第13話 書店主夫妻、来る。

「下川さんご夫妻が、いまからこちらに来られる。おじさん・・・」


 大宮青年の言葉を、最年少の少女が耳にした。何か、不安でもよぎったのだろう。

「ここは私たちに任せておいて。あ、お父様、どうかご安心ください」

 女子大生が、少し年下の少女とその父親をなだめる。

「その下川さんご夫妻とは、どのような方ですか?」

 父親の問いに、同行した山上保母が回答する。

「清美ちゃんが今お世話になっている、本屋さんの御夫妻です」

「そうですか。娘がお世話になっておるのですね。しかしまた、何かご迷惑でもおかけしておるのでしょうか? 親失格の私が言うのも難ですけど・・・」

 ここで、老紳士が元入所児童の少女とその父親に語り掛けた。

「大丈夫、御心配には及びませんぞ。私共にお任せなさい。それから、清美。悪いようには、せんから」

 

 やがて、下川書房の店主夫妻がやってきた。この日曜日は、定休日であるという。

「お待たせしました。下川書房店主の下川文雄と申します。こちらが妻の綾子です」

 店主夫妻はママさんに案内され、もう一つ別のテーブルに並んで腰かけた。


「ありゃ、君ら、大宮君に本田の陽子さんじゃないか。どうしてまたここに?」

 大宮青年は普段は別の書店に行っていたのだが、陽子さんの紹介で、下川書房にも行ったことがある。店の客用の週刊誌などを買うために、彼女は親に頼まれて何度か下川書房を訪れたこともある。高校時代からこの本屋には幾度となく出入りして、参考書などを買っていたという。
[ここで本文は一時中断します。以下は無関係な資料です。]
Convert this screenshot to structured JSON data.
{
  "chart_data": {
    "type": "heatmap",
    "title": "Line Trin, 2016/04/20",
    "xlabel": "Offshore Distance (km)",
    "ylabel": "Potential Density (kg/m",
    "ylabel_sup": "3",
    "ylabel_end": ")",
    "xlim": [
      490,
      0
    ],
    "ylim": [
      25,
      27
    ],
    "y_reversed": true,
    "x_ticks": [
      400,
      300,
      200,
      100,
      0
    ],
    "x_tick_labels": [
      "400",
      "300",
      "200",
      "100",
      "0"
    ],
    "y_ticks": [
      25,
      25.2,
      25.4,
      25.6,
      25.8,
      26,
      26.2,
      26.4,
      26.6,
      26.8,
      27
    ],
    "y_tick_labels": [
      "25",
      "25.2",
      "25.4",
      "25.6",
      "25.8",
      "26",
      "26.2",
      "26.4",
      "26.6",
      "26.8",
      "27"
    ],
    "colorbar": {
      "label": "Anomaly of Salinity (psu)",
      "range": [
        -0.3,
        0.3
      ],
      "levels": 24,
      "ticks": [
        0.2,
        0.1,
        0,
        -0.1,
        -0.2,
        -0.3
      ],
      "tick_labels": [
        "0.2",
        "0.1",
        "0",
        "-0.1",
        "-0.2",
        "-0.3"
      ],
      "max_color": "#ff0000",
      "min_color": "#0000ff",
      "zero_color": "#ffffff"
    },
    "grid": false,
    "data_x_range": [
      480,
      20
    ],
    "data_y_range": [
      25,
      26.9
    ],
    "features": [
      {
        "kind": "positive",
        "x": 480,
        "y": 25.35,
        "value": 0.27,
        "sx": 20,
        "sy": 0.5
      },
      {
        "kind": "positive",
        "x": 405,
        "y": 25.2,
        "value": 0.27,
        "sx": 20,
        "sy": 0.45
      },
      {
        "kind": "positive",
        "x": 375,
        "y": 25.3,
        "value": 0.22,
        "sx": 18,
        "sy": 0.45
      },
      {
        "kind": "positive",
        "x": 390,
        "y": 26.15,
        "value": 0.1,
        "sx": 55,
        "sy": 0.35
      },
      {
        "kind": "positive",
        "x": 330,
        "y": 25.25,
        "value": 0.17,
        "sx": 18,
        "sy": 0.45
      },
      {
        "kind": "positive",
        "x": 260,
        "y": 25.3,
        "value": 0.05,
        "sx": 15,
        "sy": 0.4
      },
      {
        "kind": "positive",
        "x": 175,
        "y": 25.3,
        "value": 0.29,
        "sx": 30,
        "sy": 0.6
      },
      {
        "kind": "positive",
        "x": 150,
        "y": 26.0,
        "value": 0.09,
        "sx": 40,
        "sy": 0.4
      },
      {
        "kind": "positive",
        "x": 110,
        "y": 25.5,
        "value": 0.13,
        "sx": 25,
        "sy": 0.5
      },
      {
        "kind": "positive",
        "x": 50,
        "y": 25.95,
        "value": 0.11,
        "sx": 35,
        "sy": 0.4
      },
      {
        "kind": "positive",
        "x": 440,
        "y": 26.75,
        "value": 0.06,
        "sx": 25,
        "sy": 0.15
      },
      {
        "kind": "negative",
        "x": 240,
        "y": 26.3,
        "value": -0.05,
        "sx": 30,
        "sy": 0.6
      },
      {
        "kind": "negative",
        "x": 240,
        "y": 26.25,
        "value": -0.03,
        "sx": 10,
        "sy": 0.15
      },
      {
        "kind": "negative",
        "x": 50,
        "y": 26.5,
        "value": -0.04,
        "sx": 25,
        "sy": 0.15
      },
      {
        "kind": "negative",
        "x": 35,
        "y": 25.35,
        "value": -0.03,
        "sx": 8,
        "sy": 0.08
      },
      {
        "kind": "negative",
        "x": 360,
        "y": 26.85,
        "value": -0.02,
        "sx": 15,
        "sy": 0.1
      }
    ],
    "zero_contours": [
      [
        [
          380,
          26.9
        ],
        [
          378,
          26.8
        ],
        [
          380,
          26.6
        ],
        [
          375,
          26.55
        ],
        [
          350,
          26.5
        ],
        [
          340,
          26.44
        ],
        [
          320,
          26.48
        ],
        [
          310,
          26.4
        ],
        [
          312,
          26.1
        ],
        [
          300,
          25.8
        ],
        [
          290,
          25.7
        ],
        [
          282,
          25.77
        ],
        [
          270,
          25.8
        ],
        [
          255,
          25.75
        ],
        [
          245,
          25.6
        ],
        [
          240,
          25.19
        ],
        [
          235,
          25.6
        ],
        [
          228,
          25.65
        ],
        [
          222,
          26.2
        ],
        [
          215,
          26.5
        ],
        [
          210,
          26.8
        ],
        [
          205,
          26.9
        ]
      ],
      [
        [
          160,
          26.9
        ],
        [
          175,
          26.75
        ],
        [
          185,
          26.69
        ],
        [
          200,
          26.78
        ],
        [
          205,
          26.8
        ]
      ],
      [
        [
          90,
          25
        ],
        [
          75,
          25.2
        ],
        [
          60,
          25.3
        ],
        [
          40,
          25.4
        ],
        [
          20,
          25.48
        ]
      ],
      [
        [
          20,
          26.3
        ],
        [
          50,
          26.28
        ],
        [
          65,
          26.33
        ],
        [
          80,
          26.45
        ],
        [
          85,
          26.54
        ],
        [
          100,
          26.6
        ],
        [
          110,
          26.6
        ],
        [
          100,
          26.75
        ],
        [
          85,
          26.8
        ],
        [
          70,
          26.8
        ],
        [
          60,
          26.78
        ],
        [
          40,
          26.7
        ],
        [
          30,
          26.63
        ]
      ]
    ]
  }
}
「今日は森川先生に呼ばれまして、清美さんの件で相談したいことがあるということで、昼から伺っております」

「で、大宮君、その何だ、うちにおる清美ちゃんが、こちらの喫茶店さんで働いてみたいとか言い出したと、先程、こちらのマスターからお電話をいただいてね。どういうことなのかと思って、嫁さんと一緒に来てみたわけじゃが、この子、何かわしらに不満でもあってのことなのかと、こちらが逆に、不安になってしまってね。特に妻のほうが」

 大学生の青年が、書店主夫妻に状況を説明する。

「それは、無理もありませんね。ただ、その点につきましても、今、森川先生やマスターが、彼女を説得してくださっております」

 

「ところで、こちらの男性は、どなた様ですか?」

 下川夫人が、清美の横にいる男性について尋ねる。


「下川さんですね。娘がお世話になっております。この度は、清美がわがままなことを述べて下川さんご夫妻に大変なご迷惑をおかけしておると、先程、よつ葉園の山上先生からお聞きしまして・・・。もちろん、親らしいこともせず、今先程何十年ぶりに再会した娘のことで偉そうなことを述べる資格等ございませんけど、この度は娘が大変なご迷惑をおかけしておりますようで、大変、申し訳ありません」


 父親が、書店主夫妻に丁重に述べている。